JL: So when we started designing the room, I knew I really wanted to use this brand new design called Modern Dragon by Michael Chan. I loved the lines that moved through the entire rug and I wanted it to be wool and silk construction. So when we started pricing that out, it got to be pretty cost-prohibitive. And in a way to incorporate it into our room was to take the size down so it didn’t break the bank. In that way it could still have this rug that was really essentially like a piece of art on the ground, still, be an important part of my space.
HB: What are some of the special features of the room?
JL: One of the special features of this room is an additional wine cabinet that we were able to design and build offsite. It served a multitude of purposes for our team. It covered a washer and dryer hookup and closet that we definitely did not plan on using. So we also decided that you can never have too much wine storage, especially here in Fredericksburg. So this would actually hold 20 some odd additional bottles for us. And then the third thing was, we designed it in a way that really elevated the aesthetic of the entire room. We decided to use brass dowels with a burgundy leather by Fabricut.
This is something that could have been done in many different materials. The dowels could have been something like wood. The actual racks themselves could have been fabricated out of a heavy-duty cloth. But leather for us and brass seemed to really work well with our color palette and our materials. And then the last thing that we loved about this wine cabinet is, should you decide that you want to go back to doing your wash while you’re drinking, the cabinet is not permanently fixed into the space. You can just pull it out like a piece of furniture and put a washer and dryer back in.
HB: We’d love to hear more about the materials you used for the walls.
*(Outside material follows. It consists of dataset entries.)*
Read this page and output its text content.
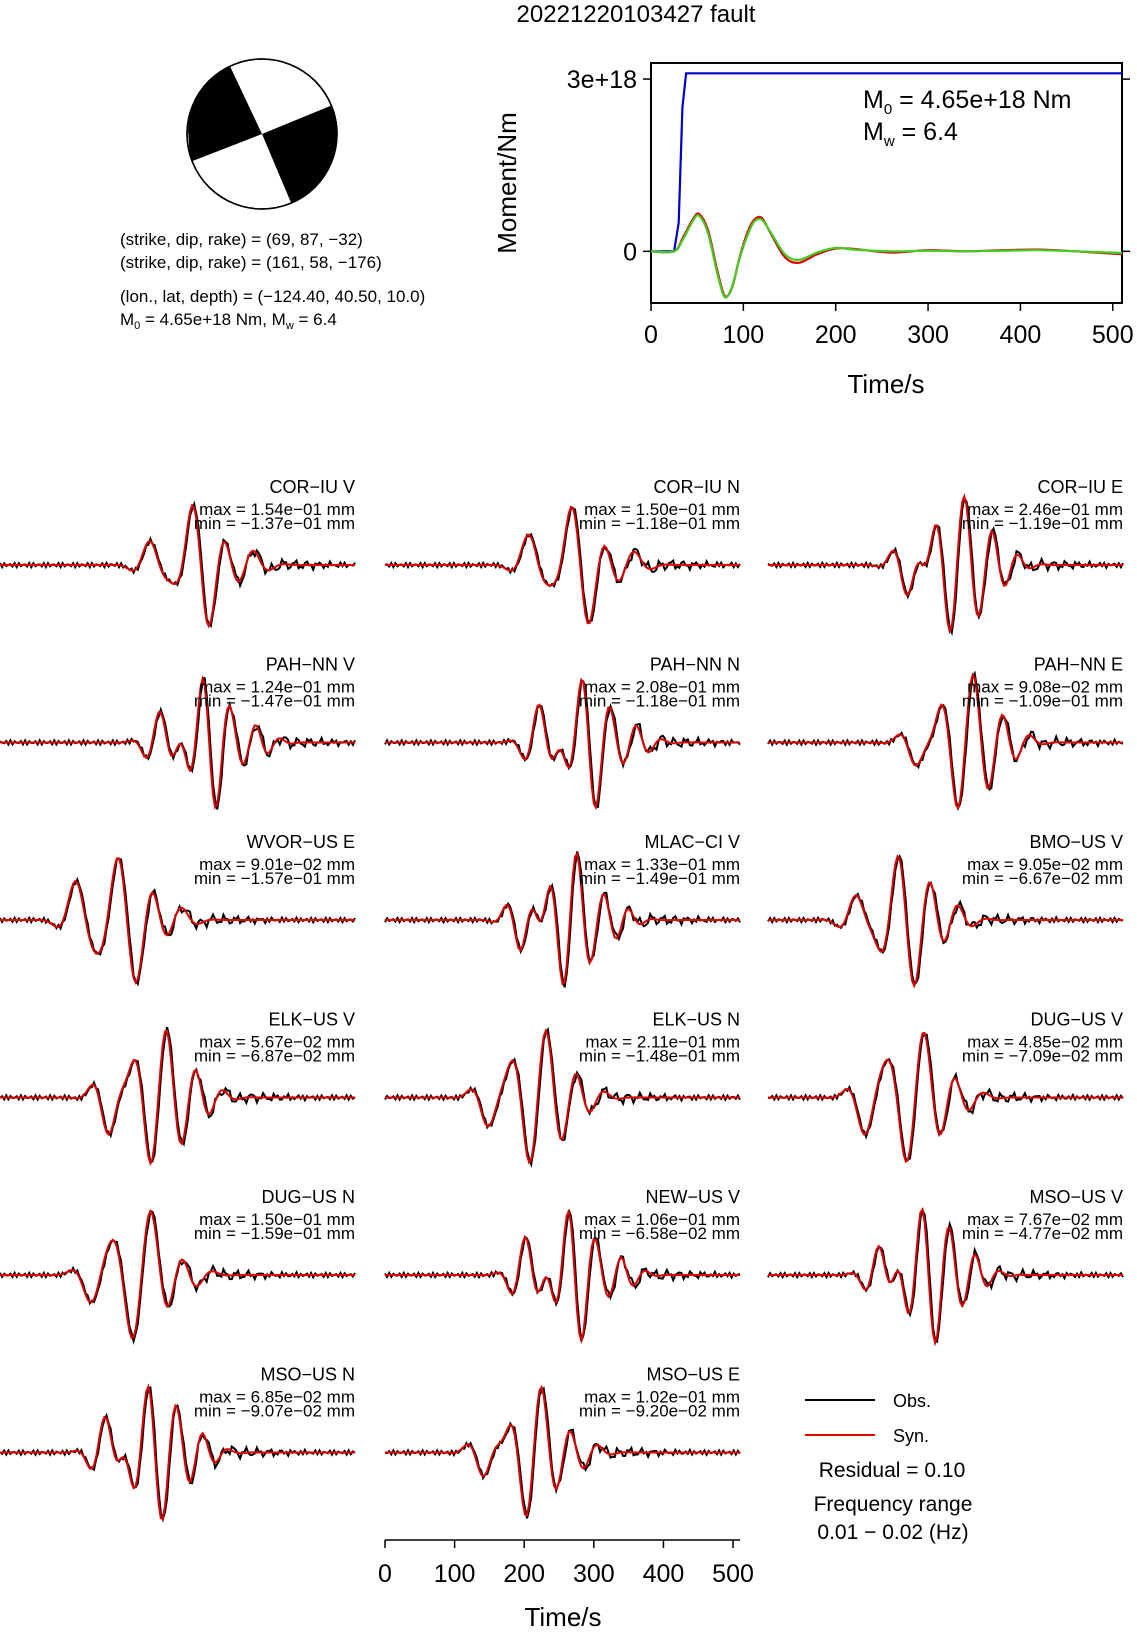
20221220103427 fault
(strike, dip, rake) = (69, 87, −32)
(strike, dip, rake) = (161, 58, −176)
(lon., lat, depth) = (−124.40, 40.50, 10.0)
$M_0 = 4.65e+18$ Nm, $M_w = 6.4$
0	100 200 300 400 500
0
3e+18
Moment/Nm
Time/s
$M_0 = 4.65e+18$ Nm
$M_w = 6.4$
COR−IU V
max = 1.54e−01 mm
min = −1.37e−01 mm
COR−IU N
max = 1.50e−01 mm
min = −1.18e−01 mm
COR−IU E
max = 2.46e−01 mm
min = −1.19e−01 mm
PAH−NN V
max = 1.24e−01 mm
min = −1.47e−01 mm
PAH−NN N
max = 2.08e−01 mm
min = −1.18e−01 mm
PAH−NN E
max = 9.08e−02 mm
min = −1.09e−01 mm
WVOR−US E
max = 9.01e−02 mm
min = −1.57e−01 mm
MLAC−CI V
max = 1.33e−01 mm
min = −1.49e−01 mm
BMO−US V
max = 9.05e−02 mm
min = −6.67e−02 mm
ELK−US V
max = 5.67e−02 mm
min = −6.87e−02 mm
ELK−US N
max = 2.11e−01 mm
min = −1.48e−01 mm
DUG−US V
max = 4.85e−02 mm
min = −7.09e−02 mm
DUG−US N
max = 1.50e−01 mm
min = −1.59e−01 mm
NEW−US V
max = 1.06e−01 mm
min = −6.58e−02 mm
MSO−US V
max = 7.67e−02 mm
min = −4.77e−02 mm
MSO−US N
max = 6.85e−02 mm
min = −9.07e−02 mm
MSO−US E
max = 1.02e−01 mm
min = −9.20e−02 mm
0 100 200 300 400 500
Time/s
Obs.
Syn.
Residual = 0.10
Frequency range
0.01 − 0.02 (Hz)
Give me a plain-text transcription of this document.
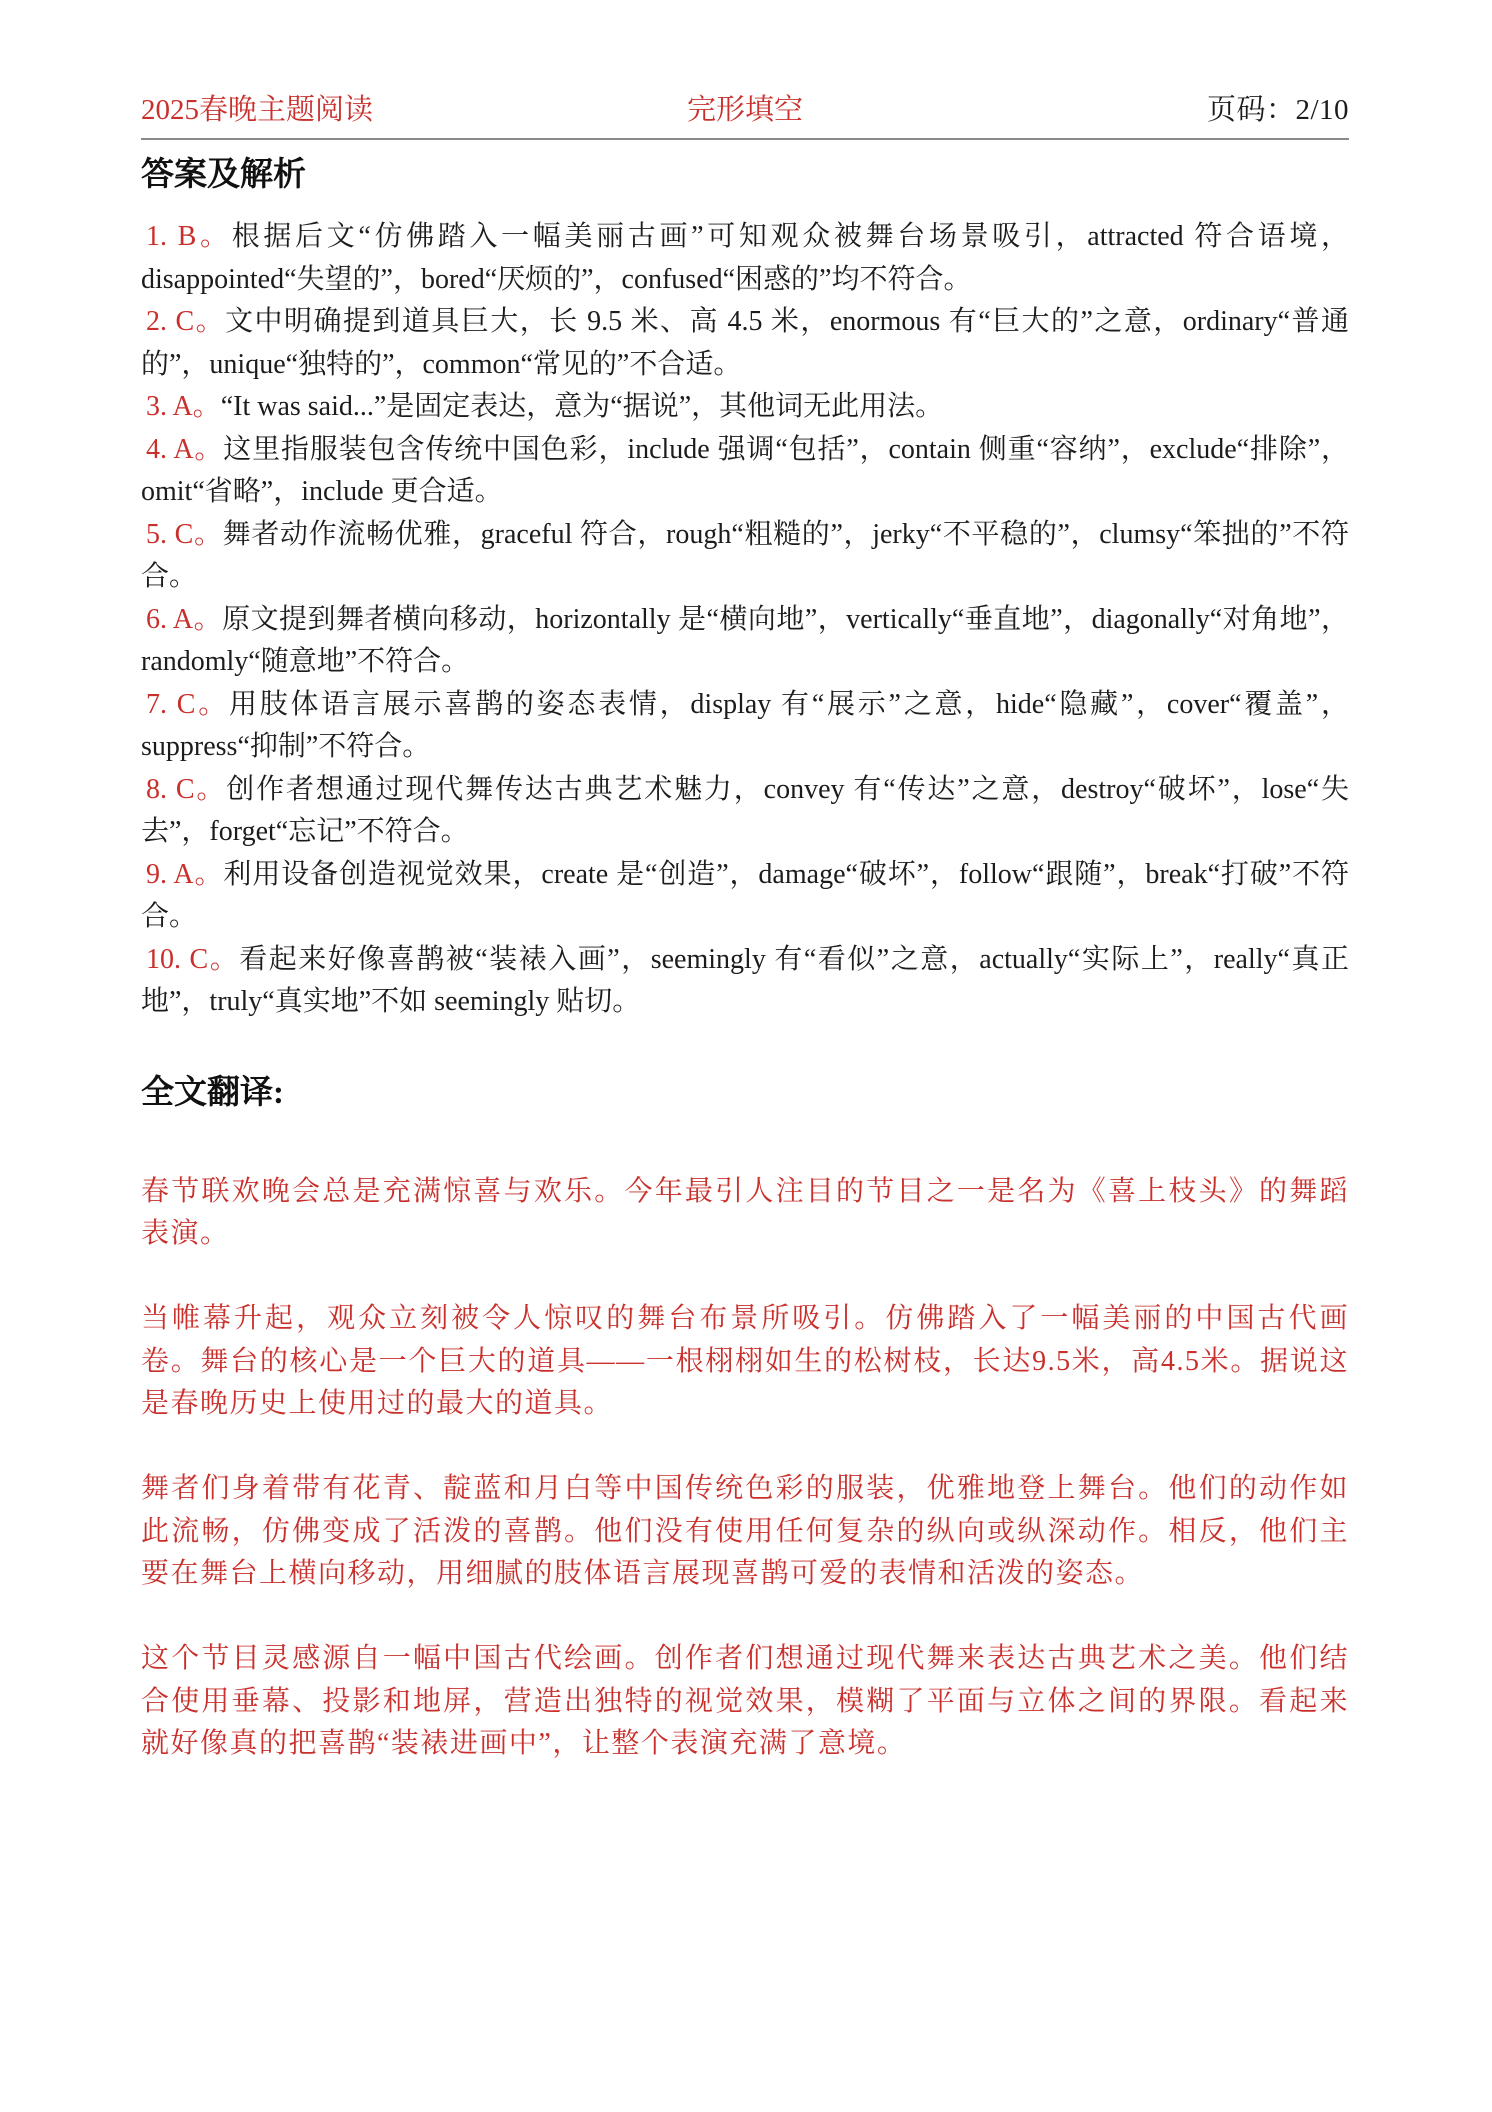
2025春晚主题阅读	完形填空	页码：2/10
答案及解析

1. B。根据后文“仿佛踏入一幅美丽古画”可知观众被舞台场景吸引，attracted 符合语境，disappointed“失望的”，bored“厌烦的”，confused“困惑的”均不符合。

2. C。文中明确提到道具巨大，长 9.5 米、高 4.5 米，enormous 有“巨大的”之意，ordinary“普通的”，unique“独特的”，common“常见的”不合适。

3. A。“It was said...”是固定表达，意为“据说”，其他词无此用法。

4. A。这里指服装包含传统中国色彩，include 强调“包括”，contain 侧重“容纳”，exclude“排除”，omit“省略”，include 更合适。

5. C。舞者动作流畅优雅，graceful 符合，rough“粗糙的”，jerky“不平稳的”，clumsy“笨拙的”不符合。

6. A。原文提到舞者横向移动，horizontally 是“横向地”，vertically“垂直地”，diagonally“对角地”，randomly“随意地”不符合。

7. C。用肢体语言展示喜鹊的姿态表情，display 有“展示”之意，hide“隐藏”，cover“覆盖”，suppress“抑制”不符合。

8. C。创作者想通过现代舞传达古典艺术魅力，convey 有“传达”之意，destroy“破坏”，lose“失去”，forget“忘记”不符合。

9. A。利用设备创造视觉效果，create 是“创造”，damage“破坏”，follow“跟随”，break“打破”不符合。

10. C。看起来好像喜鹊被“装裱入画”，seemingly 有“看似”之意，actually“实际上”，really“真正地”，truly“真实地”不如 seemingly 贴切。

全文翻译:

春节联欢晚会总是充满惊喜与欢乐。今年最引人注目的节目之一是名为《喜上枝头》的舞蹈表演。

当帷幕升起，观众立刻被令人惊叹的舞台布景所吸引。仿佛踏入了一幅美丽的中国古代画卷。舞台的核心是一个巨大的道具——一根栩栩如生的松树枝，长达9.5米，高4.5米。据说这是春晚历史上使用过的最大的道具。

舞者们身着带有花青、靛蓝和月白等中国传统色彩的服装，优雅地登上舞台。他们的动作如此流畅，仿佛变成了活泼的喜鹊。他们没有使用任何复杂的纵向或纵深动作。相反，他们主要在舞台上横向移动，用细腻的肢体语言展现喜鹊可爱的表情和活泼的姿态。

这个节目灵感源自一幅中国古代绘画。创作者们想通过现代舞来表达古典艺术之美。他们结合使用垂幕、投影和地屏，营造出独特的视觉效果，模糊了平面与立体之间的界限。看起来就好像真的把喜鹊“装裱进画中”，让整个表演充满了意境。
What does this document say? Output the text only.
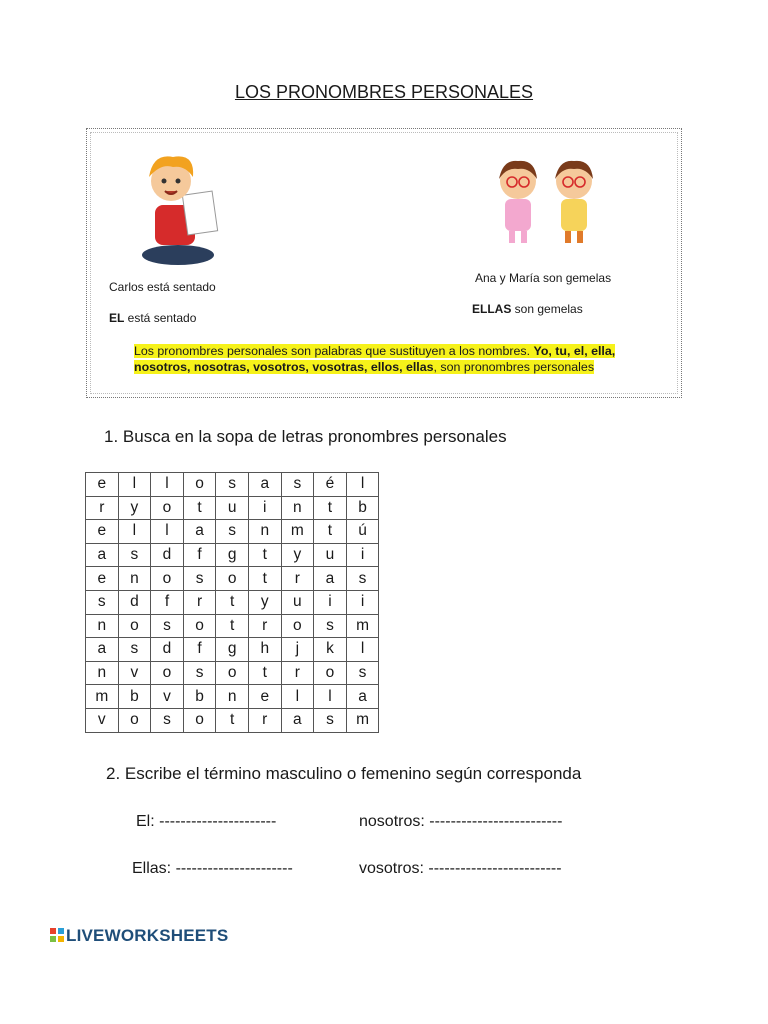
LOS PRONOMBRES PERSONALES
Carlos está sentado
EL está sentado
Ana y María son gemelas
ELLAS son gemelas
Los pronombres personales son palabras que sustituyen a los nombres. Yo, tu, el, ella,
nosotros, nosotras, vosotros, vosotras, ellos, ellas, son pronombres personales
1. Busca en la sopa de letras pronombres personales
e	l	l	o	s	a	s	é	l
r	y	o	t	u	i	n	t	b
e	l	l	a	s	n	m	t	ú
a	s	d	f	g	t	y	u	i
e	n	o	s	o	t	r	a	s
s	d	f	r	t	y	u	i	i
n	o	s	o	t	r	o	s	m
a	s	d	f	g	h	j	k	l
n	v	o	s	o	t	r	o	s
m	b	v	b	n	e	l	l	a
v	o	s	o	t	r	a	s	m
2. Escribe el término masculino o femenino según corresponda
El: ----------------------	nosotros: -------------------------
Ellas: ----------------------	vosotros: -------------------------
LIVEWORKSHEETS
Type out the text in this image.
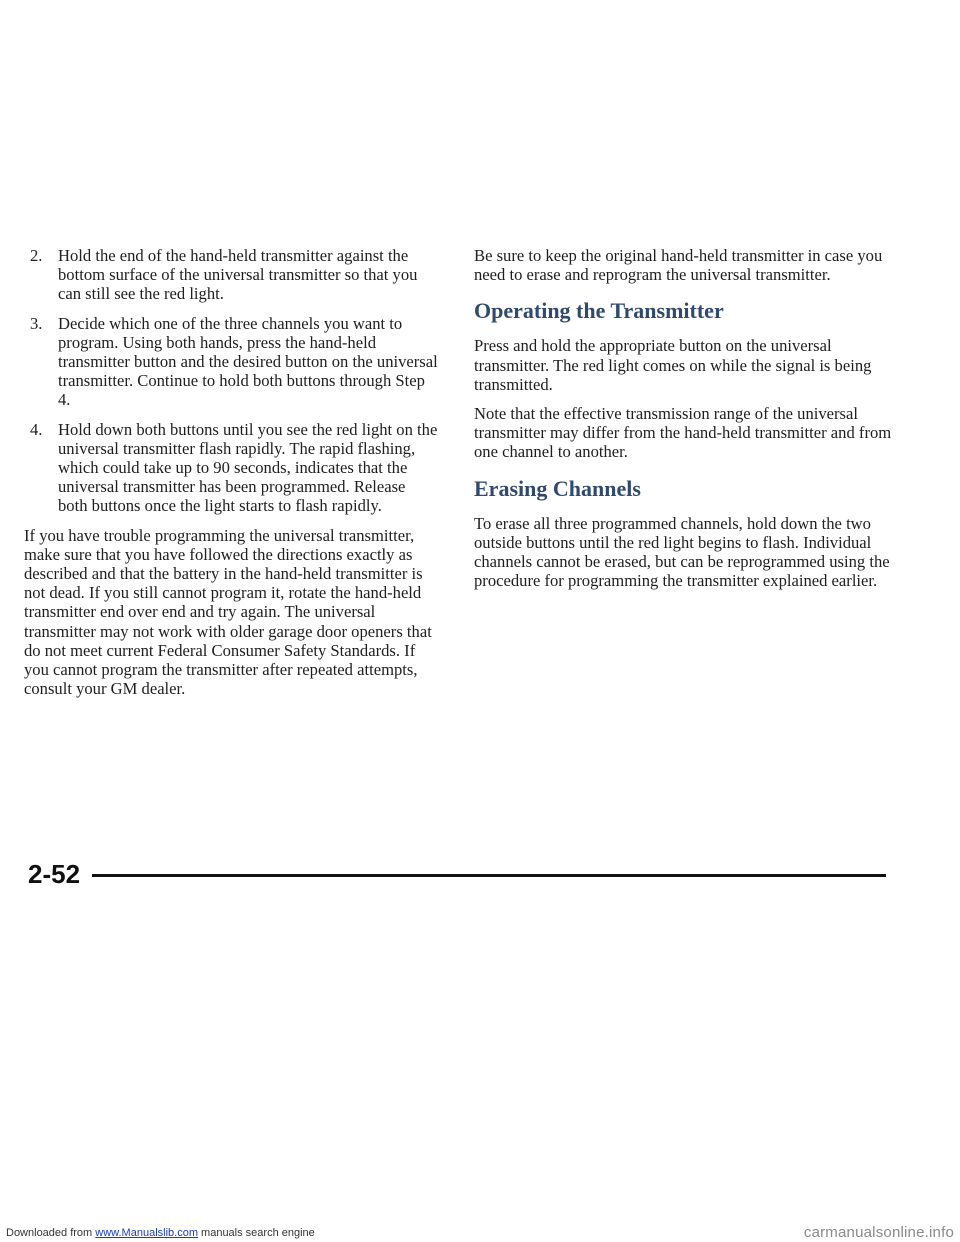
2. Hold the end of the hand-held transmitter against the bottom surface of the universal transmitter so that you can still see the red light.
3. Decide which one of the three channels you want to program. Using both hands, press the hand-held transmitter button and the desired button on the universal transmitter. Continue to hold both buttons through Step 4.
4. Hold down both buttons until you see the red light on the universal transmitter flash rapidly. The rapid flashing, which could take up to 90 seconds, indicates that the universal transmitter has been programmed. Release both buttons once the light starts to flash rapidly.

If you have trouble programming the universal transmitter, make sure that you have followed the directions exactly as described and that the battery in the hand-held transmitter is not dead. If you still cannot program it, rotate the hand-held transmitter end over end and try again. The universal transmitter may not work with older garage door openers that do not meet current Federal Consumer Safety Standards. If you cannot program the transmitter after repeated attempts, consult your GM dealer.

Be sure to keep the original hand-held transmitter in case you need to erase and reprogram the universal transmitter.

Operating the Transmitter

Press and hold the appropriate button on the universal transmitter. The red light comes on while the signal is being transmitted.

Note that the effective transmission range of the universal transmitter may differ from the hand-held transmitter and from one channel to another.

Erasing Channels

To erase all three programmed channels, hold down the two outside buttons until the red light begins to flash. Individual channels cannot be erased, but can be reprogrammed using the procedure for programming the transmitter explained earlier.

2-52
Downloaded from www.Manualslib.com manuals search engine	carmanualsonline.info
JL: For the breezeway, we were lucky enough to use a Phillip Jeffries wall covering called Elysian Fields. And it’s a mural wallpaper and it comes in 12 panels. So that made it really a wonderful option for us because we wanted to treat this outdoor space very much like you would treat an indoor space where every inch of it is considered, and with a wall expanse like that, it needed something large-scale to hold and provide a point of interest as well. So 12 panels, we chose four and we decided to do something different and mount them on foam core almost, and then take a very modern frame shape and basically install them as almost a collage on the wall. And it not only tied in with our color palette overall, it gave that wall some interest. And to be honest, it was a really cost-effective way of treating such a large space because it was really wallpaper panels that we mounted and framed.
HB: How do you feel about the final space?
JL: Getting to see the space all finished is pretty amazing. Despite all of the challenges that we had leading up to the installation and during it, I think that it has forced us to be better designers. We had to problem solve on the fly. We had to think of creative solutions. We had to really lean into what were important elements that we were going to fight to keep as part of our room. So that I think has made us better, even though it might have been painful earlier. And I think that for us, being able to see all of these AAPI designers in one space is really heartening for me personally. It proves to me that they are doing important work, a huge part of our community, and should be celebrated in the way that I hope I have done here.